The moors of Mt Kenya

Mist over the lower plants of the mountain that grow at such altitudes: red hot pokers, tall lobelias, ferns and others unknown to me. PHOTO/RUPI MANGAT

What you need to know:

  • At the end of the concrete, we took a turn into a narrow muddy track through the mountain forest. It’s magical with more groves of red hot pokers and the spectacular hagenia trees with their sculpted trunks and branches, draped thick with green moss and a lichen hanging like wisps of an old man’s beard. It is a sign of unpolluted air.
  • The path got steeper and wetter with huge granite boulders strewn on the grass.  I caught sight of raptors gliding in the high skies and envied the lightness of flight while in the thick undergrowth; cute little mice  scurried around scouring for food.
  • It’s a great achievement because Trip Advisor’s polls are based on people giving independent opinions on their website. The warden also told us about the fence that’s being erected around the park. So far 53 kilometres have been fenced, but there are still 450 kilometres to go.

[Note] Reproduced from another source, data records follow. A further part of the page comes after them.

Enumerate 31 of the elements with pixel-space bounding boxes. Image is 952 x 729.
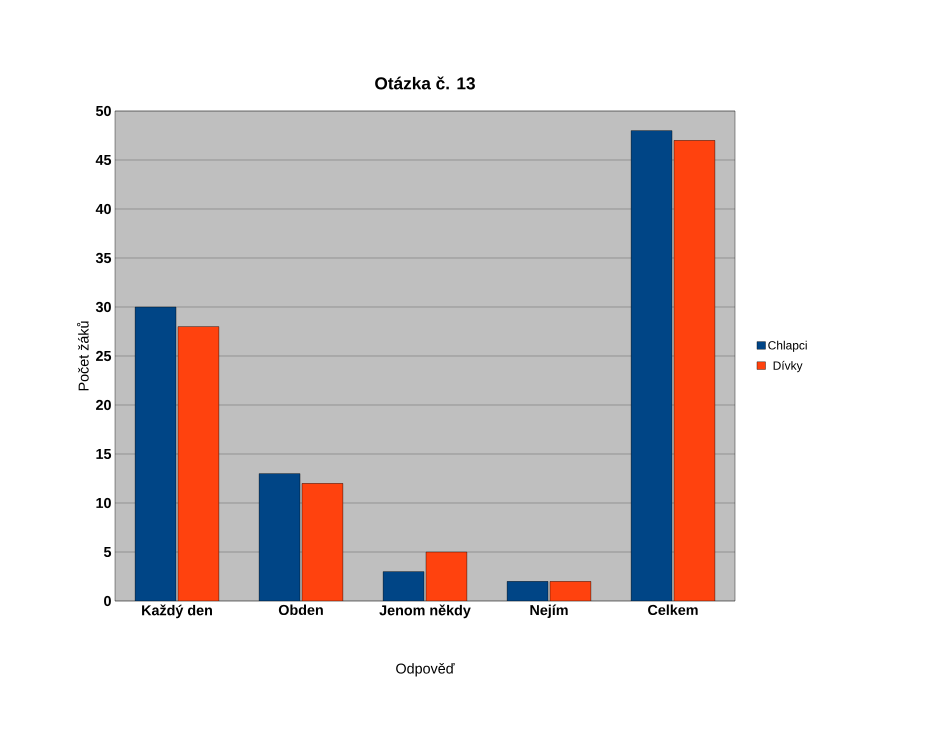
bar xyxy=(134,306,176,601)
x-tick-label: Každý den xyxy=(142,604,212,618)
y-tick-label: 10 xyxy=(96,498,111,508)
y-tick-label: 40 xyxy=(96,204,111,214)
y-tick-label: 20 xyxy=(96,400,111,410)
bar xyxy=(630,130,672,601)
y-tick-label: 45 xyxy=(96,154,112,165)
y-tick-label: 35 xyxy=(96,252,112,264)
bar xyxy=(550,581,592,601)
bar xyxy=(506,581,548,601)
y-tick-label: 0 xyxy=(104,596,111,606)
chart-title: Otázka č. 13 xyxy=(375,76,475,90)
bar xyxy=(302,483,343,601)
y-tick-label: 5 xyxy=(104,546,112,558)
x-axis-title: Odpověď xyxy=(396,663,455,676)
y-tick-label: 30 xyxy=(96,302,111,312)
y-axis-title: Počet žáků xyxy=(76,321,89,390)
x-tick-label: Celkem xyxy=(648,604,698,616)
bar xyxy=(259,474,300,601)
bar xyxy=(426,552,468,601)
y-tick-label: 50 xyxy=(96,106,111,116)
legend-label: Chlapci xyxy=(768,340,807,352)
x-tick-label: Nejím xyxy=(530,604,568,618)
bar xyxy=(178,326,220,601)
x-tick-label: Obden xyxy=(278,604,323,616)
y-tick-label: 15 xyxy=(96,448,112,460)
y-tick-label: 25 xyxy=(96,350,112,362)
bar xyxy=(674,140,716,601)
x-tick-label: Jenom někdy xyxy=(379,604,471,618)
bar xyxy=(382,571,424,601)
legend-label: Dívky xyxy=(774,360,803,372)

It was supposed to be a two-kilometre hike up from Met Station to the moors of Mount Kenya.

In my mind’s eye I pictured us – that’s Carmen Russell-Sluchansky, a freelance journalist covering a piece for the National Geographic about the great apes, and I – basking in the sun enjoying a picnic and steaming hot coffee.

We drove off from  the Batian guest house, after a leisurely breakfast on the verandah with a backdrop of the peaks of Mount Kenya standing against the bluest of skies with the sun casting a happy warmth on the day.

The road to Met Station nine kilometres away is lined with bamboo, towering podo trees and a rich unbroken tree canopy in the valleys.

In a split second a brilliant white in the green canopy of the tall trees caught my eye: the tail of a colobus monkey draped on a branch.

The mother and child foraged on the leaves of the tree undisturbed while we watched silently below. We parked the car at Met Station and took for the moors.

Two kilometres is an easy distance and I distracted myself with the beauty of the landscape. The plan was to spend an hour going up, an hour for a picnic and an hour for the descent.

The concrete path leads to tall trees, bamboos and the lower plants of the mountain that grow at such altitudes – red hot pokers, tall lobelias, ferns and others whose names I don’t know.

At the end of the concrete, we took a turn into a narrow muddy track through the mountain forest. It’s magical with more groves of red hot pokers and the spectacular hagenia trees with their sculpted trunks and branches, draped thick with green moss and a lichen hanging like wisps of an old man’s beard. It is a sign of unpolluted air.

The path got steeper and wetter with huge granite boulders strewn on the grass.  I caught sight of raptors gliding in the high skies and envied the lightness of flight while in the thick undergrowth; cute little mice  scurried around scouring for food.

NOWHERE IN SIGHT

But the moorland was nowhere in sight, even though it seemed as if we had hiked thousands of miles.

We reached the burnt forest of hagenia, where the charred trees looked like surreal sculpts with the mist descending on us.

What had promised to be a sunny day, had dramatically changed in a matter of minutes and with the mist  engulfing us, everything was invisible a few feet beyond us.

A group of porters appeared through the mist. They said the moorland was a 30-minute hike from where we were, but that was at their speed.

With my speed, it would take me more than an hour, but Carmen made it up there. I gulped down steaming hot coffee while enjoying a few minutes of watching the mist and then decided to return to base and leave the moorland for another time.

Six hours later we were nearly back at Met Station. The mist had vanished but the clouds were heavy.

“Mount Kenya National Park has been awarded a certificate of excellence by Trip Advisor,” beamed Simon Gitau Ngugi the warden of the national park, showing us the certificate.

It’s a great achievement because Trip Advisor’s polls are based on people giving independent opinions on their website. The warden also told us about the fence that’s being erected around the park. So far 53 kilometres have been fenced, but there are still 450 kilometres to go.

“There will be space in the fences for the elephants to migrate in and out using the corridors like Ngare Ndare,” he continued.

“Poaching is also down. For most of this year, we have had no carcasses whereas previously we had on average four elephants poached every month.” This success is partly because the local communities also fight against poaching.

Simon also told us that the bongo, an ivory-horn tipped antelope, might possibly be found on the mountain. The antelope was once a common sight in the high mountain forests, but poaching took its toll and most populations became extinct in massifs like Cherangani, Eburru and the Mau. Seeing free bongos on the high mountain would be something worth celebrating.

SCALING THE HEIGHTS

You can take a day hike up the mountain, or take several days to scale the peaks or visit the spectacular mountain lakes. Log on to the Kenya Wildlife Service website for a list of guest houses, bandas and camp sites – www.kws.org or email: [email protected]

They are great value for money. Batian Guest House, where we stayed, has four bedrooms and a fully furnished kitchen. All you need to carry is food to cook.